There’s also an If-Unmodified-Since request header which performs a somewhat related role, but it applied to POST rather than GET or HEAD requests.

ETag

ETags (or Entity Tags) are a pivotal component of website caching. They represent a hashed version of the resource content which can be used to check whether or not it has been updated. First send a GET request to the Fastly homepage.

import requests

response = requests.get("https://www.fastly.com/")

Here are selected response headers:

{
  "Connection": "keep-alive",
  "Content-Length": "191681",
  "content-type": "text/html",
  "etag": "\"57aee7bfdde6404f4c2d55dcb79b4ec4\"",
  "Content-Encoding": "gzip",
  "Date": "Sat, 12 Oct 2024 06:11:04 GMT",
  "X-Cache": "MISS, HIT, HIT",
  "X-Cache-Hits": "0, 55, 1",
  "X-Timer": "S1728713465.766493,VS0,VE1",
  "Vary": "Accept-Encoding",
  "X-XSS-Protection": "1; mode=block",
  "Cache-Control": "max-age=0, must-revalidate"
}

Looking at the value of specific response headers we see that 191681 bytes were returned. The etag header is a hashed (most commonly MD5 or SHA-1) representation of the current content on the site. The Cache-Control headers indicates that the data should be considered immediately stale and should be revalidated on all subsequent requests.

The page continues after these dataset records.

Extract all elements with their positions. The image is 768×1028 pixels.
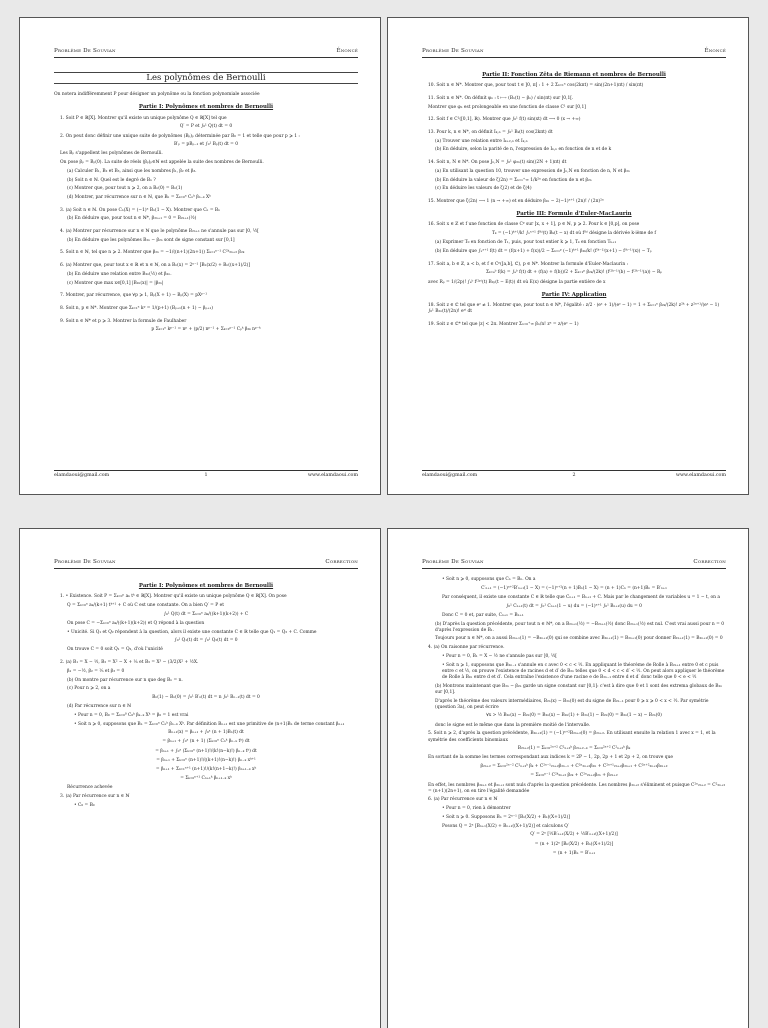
equation: ∫₀¹ Q(t) dt = Σₖ₌₀ⁿ aₖ/((k+1)(k+2)) + C [163,611,249,617]
section-heading: Partie II: Fonction Zêta de Riemann et nombres de Bernoulli [482,72,666,78]
section-heading: Partie IV: Application [541,291,607,298]
equation: Bₙ₊₁(x) = βₙ₊₁ + ∫₀ˣ (n + 1)Bₙ(t) dt [168,730,244,736]
equation: ∫₀¹ Cₙ₊₁(t) dt = ∫₀¹ Cₙ₊₁(1 − u) du = (−1)ⁿ⁺¹ ∫₀¹ Bₙ₊₁(u) du = 0 [506,603,642,609]
section-heading: Partie I: Polynômes et nombres de Bernoulli [138,104,274,111]
sub-question: (a) Exprimer T₀ en fonction de T₁, puis, pour tout entier k ⩾ 1, Tₖ en fonction Tₖ₊₁ [435,240,617,246]
header-right: Correction [693,559,726,565]
header-rule [54,57,358,58]
equation: Tₖ = (−1)ᵏ⁺¹/k! ∫ₓˣ⁺¹ f⁽ᵏ⁾(t) Bₖ(t − x) dt où f⁽ᵏ⁾ désigne la dérivée k-ième de f [491,231,657,237]
question-2: 2. On peut donc définir une unique suite de polynômes (Bₚ)ₚ déterminée par B₀ = 1 et telle que pour p ⩾ 1 : [60,133,300,139]
sub-question: (b) En déduire, selon la parité de n, l'expression de Iₖ,ₙ en fonction de n et de k [435,147,612,153]
paragraph: Montrer que φₙ est prolongeable en une fonction de classe C¹ sur [0,1] [428,104,586,110]
question-5: 5. Soit n ∈ ℕ, tel que n ⩾ 2. Montrer que β₂ₙ = −1/((n+1)(2n+1)) Σₖ₌₁ⁿ⁻¹ C²ᵏ₂ₙ₊₂ β₂ₖ [60,250,245,256]
paragraph: Les Bₚ s'appellent les polynômes de Bernoulli. [60,151,163,157]
header-right: Correction [325,559,358,565]
sub-question: (c) En déduire les valeurs de ζ(2) et de ζ(4) [435,186,532,192]
question-14: 14. Soit n, N ∈ ℕ*. On pose Jₙ,N = ∫₀¹ φ₂ₙ(t) sin((2N + 1)πt) dt [428,160,567,166]
equation: Bₙ(1) − Bₙ(0) = ∫₀¹ B′ₙ(t) dt = n ∫₀¹ Bₙ₋₁(t) dt = 0 [152,694,260,700]
paragraph: D'après le théorème des valeurs intermédiaires, B₂ₙ(x) − B₂ₙ(0) est du signe de B₂ₙ₋₁ pour 0 ⩾ x ⩾ 0 < x < ½. Par symétrie (question 3a), on peut écrire [435,698,709,710]
paragraph: Toujours pour n ∈ ℕ*, on a aussi B₂ₙ₊₁(1) = −B₂ₙ₊₁(0) qui se combine avec B₂ₙ₊₁(1) = B₂ₙ₊₁(0) pour donner B₂ₙ₊₁(1) = B₂ₙ₊₁(0) = 0 [435,636,723,642]
question-15: 15. Montrer que ζ(2n) ⟶ 1 (n → +∞) et en déduire β₂ₙ ∼ 2(−1)ⁿ⁺¹ (2n)! / (2π)²ⁿ [428,198,604,204]
sub-question: (c) Montrer que, pour tout n ⩾ 2, on a Bₙ(0) = Bₙ(1) [67,186,183,192]
equation: Q′ = 2ⁿ [½B′ₙ₊₁(X/2) + ½B′ₙ₊₁((X+1)/2)] [530,832,618,838]
footer-rule [422,470,726,471]
sub-question: (a) Trouver une relation entre Iₖ₊₂,ₙ et Iₖ,ₙ [435,138,528,144]
paragraph: • Unicité. Si Q₁ et Q₂ répondent à la question, alors il existe une constante C ∈ ℝ telle que Q₁ = Q₂ + C. Comme [67,629,317,635]
paragraph: • Pour n = 0, B₁ = X − ½ ne s'annule pas sur ]0, ½[ [442,653,558,659]
paragraph: (c) Pour n ⩾ 2, on a [67,686,111,692]
paragraph: En sortant de la somme les termes correspondant aux indices k = 2P − 1, 2p, 2p + 1 et 2p + 2, on trouve que [428,755,673,761]
answer-4: 4. (a) On raisonne par récurrence. [428,645,505,651]
paragraph: Par conséquent, il existe une constante C ∈ ℝ telle que Cₙ₊₁ = Bₙ₊₁ + C. Mais par le changement de variables u = 1 − t, on a [442,594,720,600]
equation: ∫₀¹ Q₁(t) dt = ∫₀¹ Q₂(t) dt = 0 [174,638,238,644]
header-left: Problème De Souvian [54,559,116,565]
header-left: Problème De Souvian [54,48,116,54]
sub-question: (a) En utilisant la question 10, trouver une expression de Jₙ,N en fonction de n, N et β₂ₙ [435,168,630,174]
paragraph: • Pour n = 0, rien à démontrer [442,806,511,812]
footer-rule [54,470,358,471]
answer-1: 1. • Existence. Soit P = Σₖ₌₀ⁿ aₖ tᵏ ∈ ℝ[X]. Montrer qu'il existe un unique polynôme Q ∈ ℝ[X]. On pose [60,594,287,600]
page-body [54,66,358,337]
question-11: 11. Soit n ∈ ℕ*. On définit φₙ : t ⟼ (Bₙ(t) − βₙ) / sin(πt) sur ]0,1[. [428,95,574,101]
paragraph: On pose C = −Σₖ₌₀ⁿ aₖ/((k+1)(k+2)) et Q répond à la question [67,620,205,626]
question-9: 9. Soit n ∈ ℕ* et p ⩾ 3. Montrer la formule de Faulhaber [60,318,187,324]
paragraph: Posons Q = 2ⁿ [Bₙ₊₁(X/2) + Bₙ₊₁((X+1)/2)] et calculons Q′ [442,823,569,829]
intro-text: On notera indifféremment P pour désigner un polynôme ou la fonction polynomiale associée [54,92,260,98]
paragraph: On pose βₚ = Bₚ(0). La suite de réels (βₚ)ₚ∈ℕ est appelée la suite des nombres de Bernoulli. [60,160,264,166]
question-16: 16. Soit x ∈ ℤ et f une fonction de classe Cᵖ sur [x, x + 1], p ∈ ℕ, p ⩾ 2. Pour k ∈ [0,p], on pose [428,222,640,228]
paragraph: (b) On montre par récurrence sur n que deg Bₙ = n. [67,677,183,683]
page-header [54,48,358,58]
paragraph: (b) D'après la question précédente, pour tout n ∈ ℕ*, on a B₂ₙ₊₁(½) = −B₂ₙ₊₁(½) donc B₂ₙ₊₁(½) est nul. C'est vrai aussi pour n = 0 d'après l'expression de B₁. [435,621,725,633]
equation: β₂ₙ₊₂ = Σₖ₌₀²ⁿ⁻² C²ₙ₊₂ᵏ βₖ + C²ⁿ⁻¹₂ₙ₊₂β₂ₙ₋₁ + C²ⁿ₂ₙ₊₂β₂ₙ + C²ⁿ⁺¹₂ₙ₊₂β₂ₙ₊₁ + C²ⁿ⁺²₂ₙ₊₂β₂ₙ₊₂ [480,764,668,770]
page-2 [387,17,749,495]
document-title: Les polynômes de Bernoulli [54,72,358,84]
paragraph: avec Rₚ = 1/(2p)! ∫ₐᵇ f⁽²ᵖ⁾(t) B₂ₚ(t − E(t)) dt où E(x) désigne la partie entière de x [428,279,606,285]
paragraph: On trouve C = 0 soit Q₁ = Q₂, d'où l'unicité [67,647,163,653]
page-header [422,48,726,58]
header-rule [422,568,726,569]
equation: = Σₖ₌₀ⁿ⁻¹ C²ᵏ₂ₙ₊₂ β₂ₖ + C²ⁿ₂ₙ₊₂β₂ₙ + β₂ₙ₊₂ [530,773,618,779]
equation: = (n + 1)Bₙ = B′ₙ₊₁ [552,850,596,856]
page-footer [54,470,358,480]
paragraph: (b) Montrons maintenant que B₂ₙ − β₂ₙ garde un signe constant sur [0,1]: c'est à dire que 0 et 1 sont des extrema globaux de B₂ₙ sur [0,1]. [435,683,723,695]
question-17: 17. Soit a, b ∈ ℤ, a < b, et f ∈ Cᵖ([a,b], ℂ), p ∈ ℕ*. Montrer la formule d'Euler-Maclaurin : [428,261,629,267]
paragraph: • C₀ = B₀ [74,802,95,808]
sub-question: (b) En déduire la valeur de ζ(2n) = Σₖ₌₁⁺∞ 1/k²ⁿ en fonction de n et β₂ₙ [435,177,592,183]
page-header [54,559,358,569]
answer-2: 2. (a) B₁ = X − ½, B₂ = X² − X + ⅙ et B₃ = X³ − (3/2)X² + ½X. [60,660,199,666]
paragraph: • Soit n ⩾ 0, supposons que Cₙ = Bₙ. On a [442,577,536,582]
paragraph: Donc C = 0 et, par suite, Cₙ₊₁ = Bₙ₊₁ [442,612,524,618]
equation: ∀x > ½ B₂ₙ(x) − B₂ₙ(0) = B₂ₙ(x) − B₂ₙ(1) + B₂ₙ(1) − B₂ₙ(0) = B₂ₙ(1 − x) − B₂ₙ(0) [486,713,662,719]
page-body [422,66,726,331]
question-18: 18. Soit z ∈ ℂ tel que eᶻ ≠ 1. Montrer que, pour tout n ∈ ℕ*, l'égalité : z/2 · (eᶻ + 1)/(eᶻ − 1) = 1 + Σₖ₌₁ⁿ β₂ₖ/(2k)! z²ᵏ + z²ⁿ⁺¹/(eᶻ − 1) ∫₀¹ B₂ₙ(t)/(2n)! eᶻᵗ dt [428,302,720,315]
footer-website: www.elamdaoui.com [307,473,358,478]
equation: B′ₚ = pBₚ₋₁ et ∫₀¹ Bₚ(t) dt = 0 [173,142,239,148]
equation: = βₙ₊₁ + ∫₀ˣ (Σₖ₌₀ⁿ (n+1)!/(k!(n−k)!) βₙ₋ₖ tᵏ) dt [155,748,257,754]
answer-6: 6. (a) Par récurrence sur n ∈ ℕ [428,797,498,803]
paragraph: β₁ = −½, β₂ = ⅙ et β₃ = 0 [67,668,125,674]
section-heading: Partie III: Formule d'Euler-MacLaurin [516,211,632,218]
paragraph: donc le signe est le même que dans la première moitié de l'intervalle. [435,722,591,728]
header-rule [422,57,726,58]
paragraph: • Soit n ⩾ 0. Supposons Bₙ = 2ⁿ⁻¹ [Bₙ(X/2) + Bₙ((X+1)/2)] [442,814,571,820]
equation: = Σₖ₌₀ⁿ⁺¹ Cₙ₊₁ᵏ βₙ₊₁₋ₖ xᵏ [180,776,232,782]
sub-question: (b) En déduire une relation entre B₂ₙ(½) et β₂ₙ. [67,271,172,277]
equation: = βₙ₊₁ + Σₖ₌₀ⁿ (n+1)!/((k+1)!(n−k)!) βₙ₋ₖ xᵏ⁺¹ [156,757,256,763]
equation: C′ₙ₊₁ = (−1)ⁿ⁺²B′ₙ₊₁(1 − X) = (−1)ⁿ⁺²(n + 1)Bₙ(1 − X) = (n + 1)Cₙ = (n+1)Bₙ = B′ₙ₊₁ [481,585,667,591]
sub-question: (b) Soit n ∈ ℕ. Quel est le degré de Bₙ ? [67,177,156,183]
equation: = (n + 1)2ⁿ [Bₙ(X/2) + Bₙ((X+1)/2)] [534,841,614,847]
question-10: 10. Soit n ∈ ℕ*. Montrer que, pour tout t ∈ ]0, π[ : 1 + 2 Σₖ₌₁ⁿ cos(2kπt) = sin((2n+1)πt) / sin(πt) [428,83,644,89]
section-heading: Partie I: Polynômes et nombres de Bernoulli [138,583,274,589]
equation: p Σₖ₌₁ⁿ kᵖ⁻¹ = nᵖ + (p/2) nᵖ⁻¹ + Σₖ₌₂ᵖ⁻¹ Cₚᵏ β₂ₖ nᵖ⁻ᵏ [151,327,261,333]
header-rule [54,568,358,569]
equation: = βₙ₊₁ + Σₖ₌₁ⁿ⁺¹ (n+1)!/(k!(n+1−k)!) βₙ₊₁₋ₖ xᵏ [155,767,257,773]
question-13: 13. Pour k, n ∈ ℕ*, on définit Iₖ,ₙ = ∫₀¹ Bₖ(t) cos(2kπt) dt [428,130,553,136]
question-12: 12. Soit f ∈ C¹([0,1], ℝ). Montrer que ∫₀¹ f(t) sin(xt) dt ⟶ 0 (x → +∞) [428,117,581,123]
footer-email: elamdaoui@gmail.com [422,473,478,478]
sub-question: (b) En déduire que, pour tout n ∈ ℕ*, β₂ₙ₊₁ = 0 = B₂ₙ₊₁(½) [67,216,197,222]
paragraph: (d) Par récurrence sur n ∈ ℕ [67,704,132,710]
question-1: 1. Soit P ∈ ℝ[X]. Montrer qu'il existe un unique polynôme Q ∈ ℝ[X] tel que [60,115,227,121]
sub-question: (a) Calculer B₁, B₂ et B₃, ainsi que les nombres β₁, β₂ et β₃. [67,168,197,174]
question-4: 4. (a) Montrer par récurrence sur n ∈ ℕ que le polynôme B₂ₙ₊₁ ne s'annule pas sur ]0, ½[ [60,229,259,235]
page-number: 2 [572,473,576,478]
page-1 [19,17,381,495]
page-4 [387,528,749,1028]
page-number: 1 [204,473,208,478]
question-8: 8. Soit n, p ∈ ℕ*. Montrer que Σₖ₌₁ⁿ kᵖ = 1/(p+1) (Bₚ₊₁(n + 1) − βₚ₊₁) [60,305,214,311]
equation: Q′ = P et ∫₀¹ Q(t) dt = 0 [179,124,233,130]
question-19: 19. Soit z ∈ ℂ* tel que |z| < 2π. Montrer Σₙ₌₀⁺∞ βₙ/n! zⁿ = z/(eᶻ − 1) [428,321,579,327]
header-right: Énoncé [704,48,726,54]
question-7: 7. Montrer, par récurrence, que ∀p ⩾ 1, Bₚ(X + 1) − Bₚ(X) = pXᵖ⁻¹ [60,293,207,299]
footer-website: www.elamdaoui.com [675,473,726,478]
answer-3: 3. (a) Par récurrence sur n ∈ ℕ [60,794,130,800]
page-body [54,577,358,812]
equation: Σₖ₌ₐᵇ f(k) = ∫ₐᵇ f(t) dt + (f(a) + f(b))/2 + Σₖ₌₁ᵖ β₂ₖ/(2k)! (f⁽²ᵏ⁻¹⁾(b) − f⁽²ᵏ⁻¹⁾(a)) − Rₚ [485,270,663,276]
paragraph: • Soit n ⩾ 1, supposons que B₂ₙ₋₁ s'annule en c avec 0 < c < ½. En appliquant le théorème de Rolle à B₂ₙ₊₁ entre 0 et c puis entre c et ½, on prouve l'existence de racines d et d′ de B₂ₙ telles que 0 < d < c < d′ < ½. On peut alors appliquer le théorème de Rolle à B₂ₙ entre d et d′. Cela entraîne l'existence d'une racine e de B₂ₙ₋₁ entre d et d′ donc telle que 0 < e < ½ [442,662,725,680]
header-left: Problème De Souvian [422,559,484,565]
question-3: 3. (a) Soit n ∈ ℕ. On pose Cₙ(X) = (−1)ⁿ Bₙ(1 − X). Montrer que Cₙ = Bₙ [60,207,221,213]
page-3 [19,528,381,1028]
paragraph: • Pour n = 0, B₀ = Σₖ₌₀⁰ C₀ᵏ βₖ₋ₖ Xᵏ = β₀ = 1 est vrai [74,712,189,718]
equation: B₂ₙ₊₂(1) = Σₖ₌₀²ⁿ⁺² C²ₙ₊₂ᵏ β₂ₙ₊₂₋ₖ = Σₖ₌₀²ⁿ⁺² C²ₙ₊₂ᵏ βₖ [517,746,631,752]
question-6: 6. (a) Montrer que, pour tout x ∈ ℝ et n ∈ ℕ, on a Bₙ(x) = 2ⁿ⁻¹ [Bₙ(x/2) + Bₙ((x+1)/2)] [60,263,251,269]
sub-question: (b) En déduire que les polynômes B₂ₙ − β₂ₙ sont de signe constant sur [0,1] [67,237,235,243]
header-left: Problème De Souvian [422,48,484,54]
paragraph: • Soit n ⩾ 0, supposons que Bₙ = Σₖ₌₀ⁿ Cₙᵏ βₙ₋ₖ Xᵏ. Par définition Bₙ₊₁ est une primitive de (n+1)Bₙ de terme constant βₙ₊₁ [74,721,345,727]
sub-question: (c) Montrer que max x∈[0,1] |B₂ₙ(x)| = |β₂ₙ| [67,280,164,286]
sub-question: (b) En déduire que ∫ₓˣ⁺¹ f(t) dt = (f(x+1) + f(x))/2 − Σₖ₌₁ᵖ (−1)ᵏ⁺¹ β₂ₖ/k! (f⁽ᵏ⁻¹⁾(x+1) − f⁽ᵏ⁻¹⁾(x)) − Tₚ [435,248,652,254]
sub-question: (d) Montrer, par récurrence sur n ∈ ℕ, que Bₙ = Σₖ₌₀ⁿ Cₙᵏ βₙ₋ₖ Xᵏ [67,194,211,200]
paragraph: Q = Σₖ₌₀ⁿ aₖ/(k+1) tᵏ⁺¹ + C où C est une constante. On a bien Q′ = P et [67,602,224,608]
footer-email: elamdaoui@gmail.com [54,473,110,478]
page-footer [422,470,726,480]
page-body [422,577,726,860]
answer-5: 5. Soit n ⩾ 2, d'après la question précédente, B₂ₙ₊₂(1) = (−1)ⁿ⁺²B₂ₙ₊₂(0) = β₂ₙ₊₂. En utilisant ensuite la relation 1 avec x = 1, et la symétrie des coefficients binomiaux [428,731,716,743]
page-header [422,559,726,569]
paragraph: En effet, les nombres β₂ₖ₊₁ et β₂ₙ₊₁ sont nuls d'après la question précédente. Les nombres β₂ₙ₊₂ s'éliminent et puisque C²ⁿ₂ₙ₊₂ = C²₂ₙ₊₂ = (n+1)(2n+1), on en tire l'égalité demandée [428,782,726,794]
paragraph: Récurrence achevée [67,785,113,791]
equation: = βₙ₊₁ + ∫₀ˣ (n + 1) (Σₖ₌₀ⁿ Cₙᵏ βₙ₋ₖ tᵏ) dt [162,739,250,745]
header-right: Énoncé [336,48,358,54]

We can use the If-None-Match request header to pass along an ETag.

import requests

URL = "https://www.fastly.com/"

headers = {
  "If-None-Match": '"57aee7bfdde6404f4c2d55dcb79b4ec4"' # Current etag
}

response = requests.get(URL, headers=headers) # 304

headers = {
  "If-None-Match": '"ebeb4dac1352c124452375a81286c21b"' # Older etag
}

response = requests.get(URL, headers=headers) # 200

Depending on whether or not the provided ETag matches the current ETag, the response status code will be either:

  • 304 — resource has not been modified (ETag matches) or
  • 200 — resource has been modified (ETag has been superseded).

In the case of a 304 status the response will be empty.

🚨 Note that the value of the etag response header is quoted and the If-None-Match request header also needs to be quoted! Also, the If-None-Match can be a comma-separated list of quoted ETags.

There are some ETag variants:

  • Sometimes there can be a “W/” prefix, indicating a “weak” validator.
  • In principle an ETag should represent the uncompressed content of the resource. However, sometimes it will be based on the compressed content, in which case there might be a “-gzip” or “-br” suffix on the ETag.

Conclusion

Use these headers to make your data acquisition more efficient by only updating when content has actually changed.